What do HVO, HVO100, and XTL mean?

The new fuels will be marked XTL at the gas station. The abbreviation XTL stands for “X T Liquid.” This means that any starting material is converted into a liquid energy source. The “X” is a generic indicator for the different feedstocks from which the new fuel is obtained. The final products are subject to DIN EN 15940 for paraffinic diesel.

Depending on the method of production, two types of paraffinic fuel are usually distinguished: synthetic fuels, produced using the Fischer-Tropsch process (i.e., sitent fuel in the narrow sense), and paraffinic diesel from hydrogenated vegetable oils.

  • Fischer-Tropsch fuels the so-called synthesis gas, a mixture of carbon monoxide and hydrogen that is first produced. In the next stage of the synthesis of gas, paraffinic fuel is produced. Different feedstocks can be used as the starting product: coal (CTL, coal-to-liquid), natural gas (GTL, gas-to-liquid), or biomass (BTL, biomass-to-liquid).
  • Hydrotreated vegetable oils, also known as paraffinic diesel from hydrogenated vegetable oils (HVO) are vegetable oils that undergo a catalytic reaction with hydrogen to produce hydrocarbons. Through this process, the properties of vegetable oils are adapted to fossil fuels (especially diesel fuel). Like biodiesel, hydrogenated vegetable oils can be added to diesel fuel (e.g., R33 diesel) or can also be offered in 100 percent pure form, for example, as HVO100 or CARE.

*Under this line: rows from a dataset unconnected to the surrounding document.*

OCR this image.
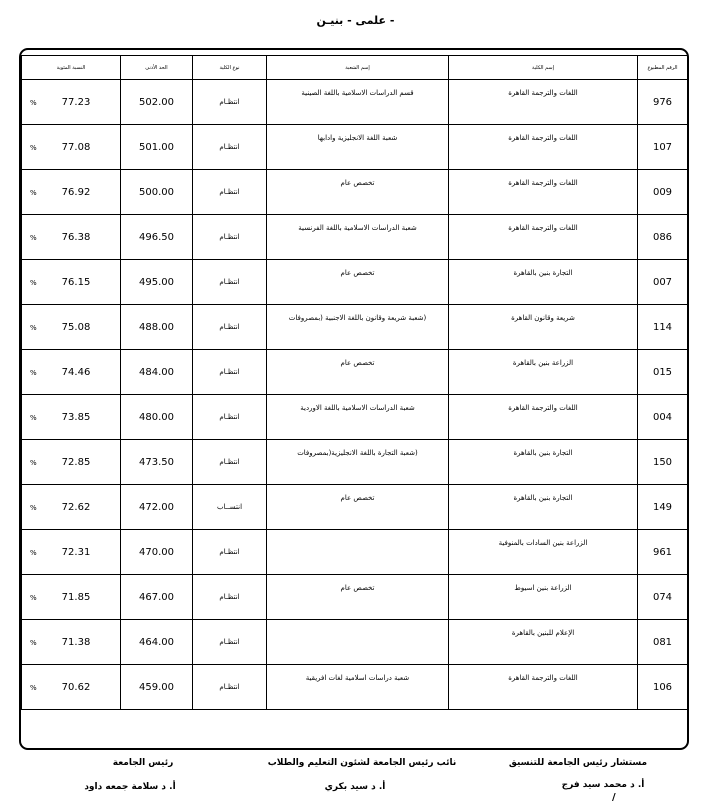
- علمى - بنيـن
الرقم المطبوع	إسم الكلية	إسم الشعبة	نوع الكلية	الحد الأدنى	النسبة المئوية
976	اللغات والترجمة القاهرة	قسم الدراسات الاسلامية باللغة الصينية	انتظـام	502.00	% 77.23
107	اللغات والترجمة القاهرة	شعبة اللغة الانجليزية وادابها	انتظـام	501.00	% 77.08
009	اللغات والترجمة القاهرة	تخصص عام	انتظـام	500.00	% 76.92
086	اللغات والترجمة القاهرة	شعبة الدراسات الاسلامية باللغة الفرنسية	انتظـام	496.50	% 76.38
007	التجارة بنين بالقاهرة	تخصص عام	انتظـام	495.00	% 76.15
114	شريعة وقانون القاهرة	(شعبة شريعة وقانون باللغة الاجنبية (بمصروفات	انتظـام	488.00	% 75.08
015	الزراعة بنين بالقاهرة	تخصص عام	انتظـام	484.00	% 74.46
004	اللغات والترجمة القاهرة	شعبة الدراسات الاسلامية باللغة الاوردية	انتظـام	480.00	% 73.85
150	التجارة بنين بالقاهرة	(شعبة التجارة باللغة الانجليزية(بمصروفات	انتظـام	473.50	% 72.85
149	التجارة بنين بالقاهرة	تخصص عام	انتســاب	472.00	% 72.62
961	الزراعة بنين السادات بالمنوفية		انتظـام	470.00	% 72.31
074	الزراعة بنين اسيوط	تخصص عام	انتظـام	467.00	% 71.85
081	الإعلام للبنين بالقاهرة		انتظـام	464.00	% 71.38
106	اللغات والترجمة القاهرة	شعبة دراسات اسلامية لغات افريقية	انتظـام	459.00	% 70.62
رئيس الجامعة
أ. د سلامة جمعه داود
نائب رئيس الجامعة لشئون التعليم والطلاب
أ. د سيد بكري
مستشار رئيس الجامعة للتنسيق
أ. د محمد سيد فرج
/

Both types of paraffinic diesel are listed in their pure form at gas stations under the XTL label.

What is Diesel B10?

Diesel B10 is, as the name suggests, a diesel with a ten percent blend of biodiesel . Until now, the percentage of bioadditive in diesel was limited to 7 percent (B7). The biggest difference for the customer is that refueling with B10 is possible only if the manufacturer has granted special approval for its use, just as in the case of using Super E10. When in doubt, it is best to fill up with B7, because gas stations that offer B10 must always offer that as well.

Gasoline pumps are marked with the designation “Diesel B10” and the square symbol with “B10” in the center.

The symbols of the new fuels

Due to the change in regulations, gas station operators can install gasoline pumps with XTL and diesel B10 . The two new fuels can now complement the well-known varieties Super E5, Super Plus E5, Super E10 and Diesel B7.

Uniform labeling for the different fuel types is required both on the vehicle (in the operating instructions and on the fuel cap) and at the service station (fuel pump and fuel gun) to avoid refueling errors.

Gasoline pumps for paraffinic diesel fuels must be marked, regardless of the manufacturing process, i.e., HVO and FT, consequently separating them from the others.

To be used, but only with approval of the car manufacturer

Fueling with one of the new fuel types requires model-specific approval from the manufacturer. According to a survey done by ADAC at the beginning of 2023–2024, automakers have only authorized the use of XTL or B10 in a small number of car models. An overview is available in the following PDFs:. Important: The release lists contain only information from vehicle manufacturers who responded to the survey. No information about unnamed vehicle manufacturers is available.

You should read the instructions on the fuel cap or contact the car manufacturers.